Answer: In the Fig.S1, we showed that SiglecF positive cells, indicated eosinophils, were infiltrated into nasal mucosa in our experimental model mimic allergic rhinitis, because eosinophil-derived granules such as cationic proteins contribute to development of AHR (Pulm Pharmacol Ther. 2019 May 13:101804. doi: 10.1016).
For duration, yes, it is very interesting point. Unfortunately, we did not investigate it and were supposed to do that.
Discussion
Too complex
The points in relation to model relevance and use in the future, insights into NHR mechanism and the key role of inflammation in MCh induced NHS in AR should be the focus. I would not talk about AHR in asthma in details as this is complex, and asthma is not the focus in the paper.
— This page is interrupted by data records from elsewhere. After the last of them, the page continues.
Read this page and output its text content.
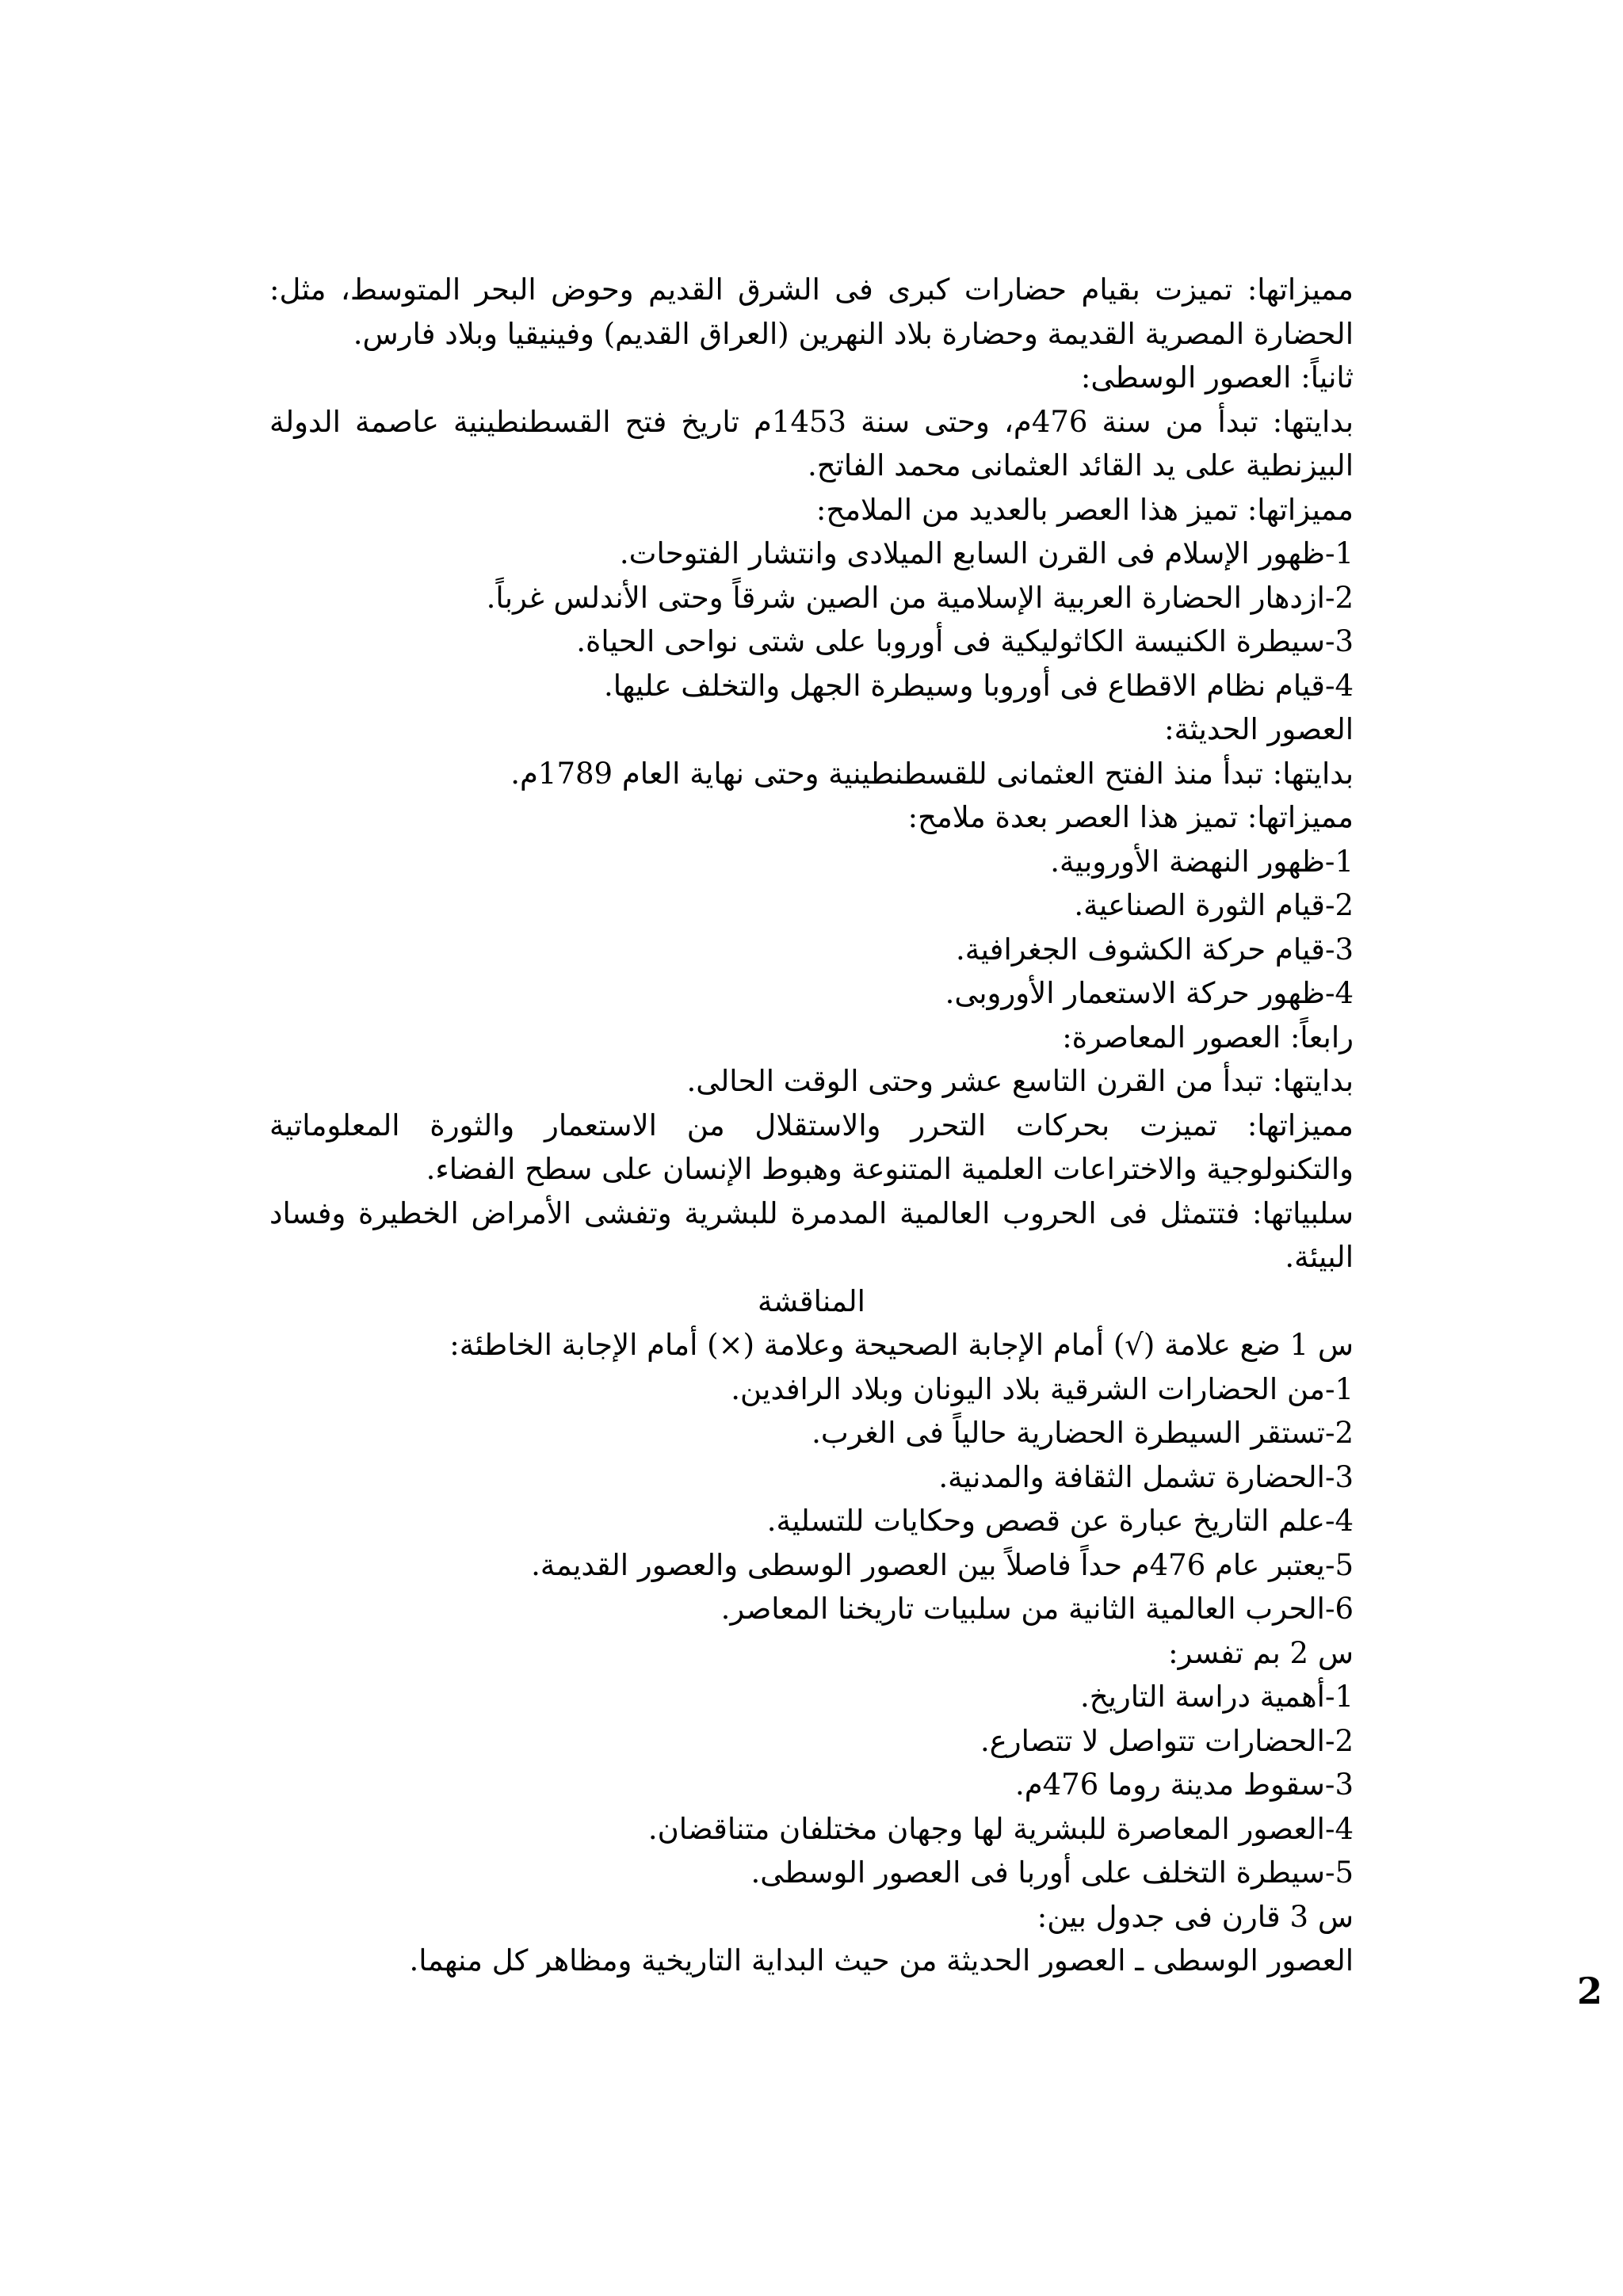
مميزاتها: تميزت بقيام حضارات كبرى فى الشرق القديم وحوض البحر المتوسط، مثل:
الحضارة المصرية القديمة وحضارة بلاد النهرين (العراق القديم) وفينيقيا وبلاد فارس.
ثانياً: العصور الوسطى:
بدايتها: تبدأ من سنة 476م، وحتى سنة 1453م تاريخ فتح القسطنطينية عاصمة الدولة
البيزنطية على يد القائد العثمانى محمد الفاتح.
مميزاتها: تميز هذا العصر بالعديد من الملامح:
1-ظهور الإسلام فى القرن السابع الميلادى وانتشار الفتوحات.
2-ازدهار الحضارة العربية الإسلامية من الصين شرقاً وحتى الأندلس غرباً.
3-سيطرة الكنيسة الكاثوليكية فى أوروبا على شتى نواحى الحياة.
4-قيام نظام الاقطاع فى أوروبا وسيطرة الجهل والتخلف عليها.
العصور الحديثة:
بدايتها: تبدأ منذ الفتح العثمانى للقسطنطينية وحتى نهاية العام 1789م.
مميزاتها: تميز هذا العصر بعدة ملامح:
1-ظهور النهضة الأوروبية.
2-قيام الثورة الصناعية.
3-قيام حركة الكشوف الجغرافية.
4-ظهور حركة الاستعمار الأوروبى.
رابعاً: العصور المعاصرة:
بدايتها: تبدأ من القرن التاسع عشر وحتى الوقت الحالى.
مميزاتها: تميزت بحركات التحرر والاستقلال من الاستعمار والثورة المعلوماتية
والتكنولوجية والاختراعات العلمية المتنوعة وهبوط الإنسان على سطح الفضاء.
سلبياتها: فتتمثل فى الحروب العالمية المدمرة للبشرية وتفشى الأمراض الخطيرة وفساد
البيئة.
المناقشة
س 1 ضع علامة (√) أمام الإجابة الصحيحة وعلامة (×) أمام الإجابة الخاطئة:
1-من الحضارات الشرقية بلاد اليونان وبلاد الرافدين.
2-تستقر السيطرة الحضارية حالياً فى الغرب.
3-الحضارة تشمل الثقافة والمدنية.
4-علم التاريخ عبارة عن قصص وحكايات للتسلية.
5-يعتبر عام 476م حداً فاصلاً بين العصور الوسطى والعصور القديمة.
6-الحرب العالمية الثانية من سلبيات تاريخنا المعاصر.
س 2 بم تفسر:
1-أهمية دراسة التاريخ.
2-الحضارات تتواصل لا تتصارع.
3-سقوط مدينة روما 476م.
4-العصور المعاصرة للبشرية لها وجهان مختلفان متناقضان.
5-سيطرة التخلف على أوربا فى العصور الوسطى.
س 3 قارن فى جدول بين:
العصور الوسطى ـ العصور الحديثة من حيث البداية التاريخية ومظاهر كل منهما.
2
Answer: We also agree with this reviewer’s comment. In the measurement of LAHR, it has frequently been evaluated by airway resistance, consisted with smooth muscle constriction. By contrast, studies about UAHR evaluated by nasal resistance has hardly reported, because nasal resistance consists with nasal discharge and swelling of nasal mucosa. For this reason, in this study, we would like to discuss about difference between lower and upper airway AHR but not detail mechanisms of UAHR, and compare the advantage to disadvantage of micro-CT with another approach such as whole-body plethysmography. Please see Fig.S4.
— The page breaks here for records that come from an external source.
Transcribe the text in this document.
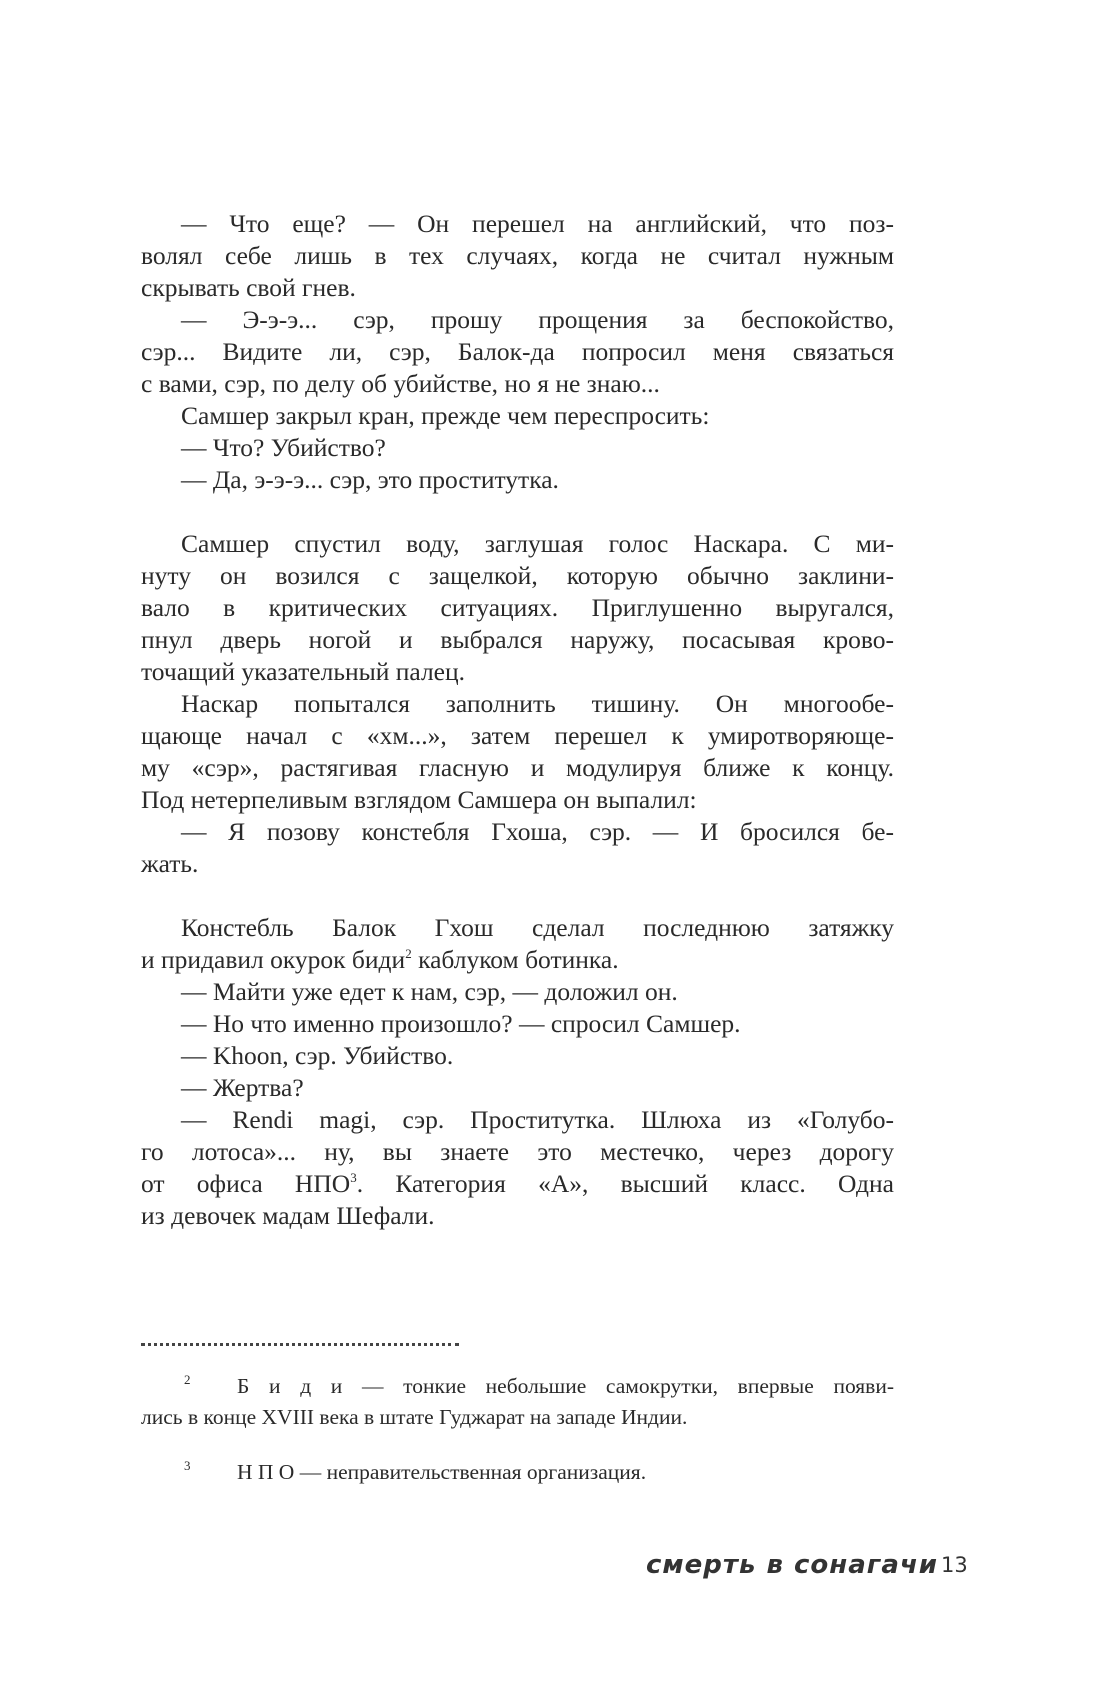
— Что еще? — Он перешел на английский, что поз-
волял себе лишь в тех случаях, когда не считал нужным
скрывать свой гнев.
— Э-э-э... сэр, прошу прощения за беспокойство,
сэр... Видите ли, сэр, Балок-да попросил меня связаться
с вами, сэр, по делу об убийстве, но я не знаю...
Самшер закрыл кран, прежде чем переспросить:
— Что? Убийство?
— Да, э-э-э... сэр, это проститутка.
Самшер спустил воду, заглушая голос Наскара. С ми-
нуту он возился с защелкой, которую обычно заклини-
вало в критических ситуациях. Приглушенно выругался,
пнул дверь ногой и выбрался наружу, посасывая крово-
точащий указательный палец.
Наскар попытался заполнить тишину. Он многообе-
щающе начал с «хм...», затем перешел к умиротворяюще-
му «сэр», растягивая гласную и модулируя ближе к концу.
Под нетерпеливым взглядом Самшера он выпалил:
— Я позову констебля Гхоша, сэр. — И бросился бе-
жать.
Констебль Балок Гхош сделал последнюю затяжку
и придавил окурок биди$^2$ каблуком ботинка.
— Майти уже едет к нам, сэр, — доложил он.
— Но что именно произошло? — спросил Самшер.
— Khoon, сэр. Убийство.
— Жертва?
— Rendi magi, сэр. Проститутка. Шлюха из «Голубо-
го лотоса»... ну, вы знаете это местечко, через дорогу
от офиса НПО$^3$. Категория «А», высший класс. Одна
из девочек мадам Шефали.
2 Б и д и — тонкие небольшие самокрутки, впервые появи-
лись в конце XVIII века в штате Гуджарат на западе Индии.
3 Н П О — неправительственная организация.
смерть в сонагачи 13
Notably, for nasal resistance, we already developed novel measurement system for upper airway resistance and then found neural pathway in the upper airway (unpublished data). Moreover, we already show that anticholinergic compound prevents swelling of nasal mucosa in AR model (unpublished data). These data will be reported near future.
Round 2
Reviewer 1 Report
The quality of revised manuscript has been improved with regard to reviewer’s comments and suggestions. This revised manuscript still requires minor correction of some teeny, inconsiderable stylistic and grammar inaccuracy.
Reviewer 2 Report
No further comments
Reviewer 3 Report
Please correct some grammar and spelling errors.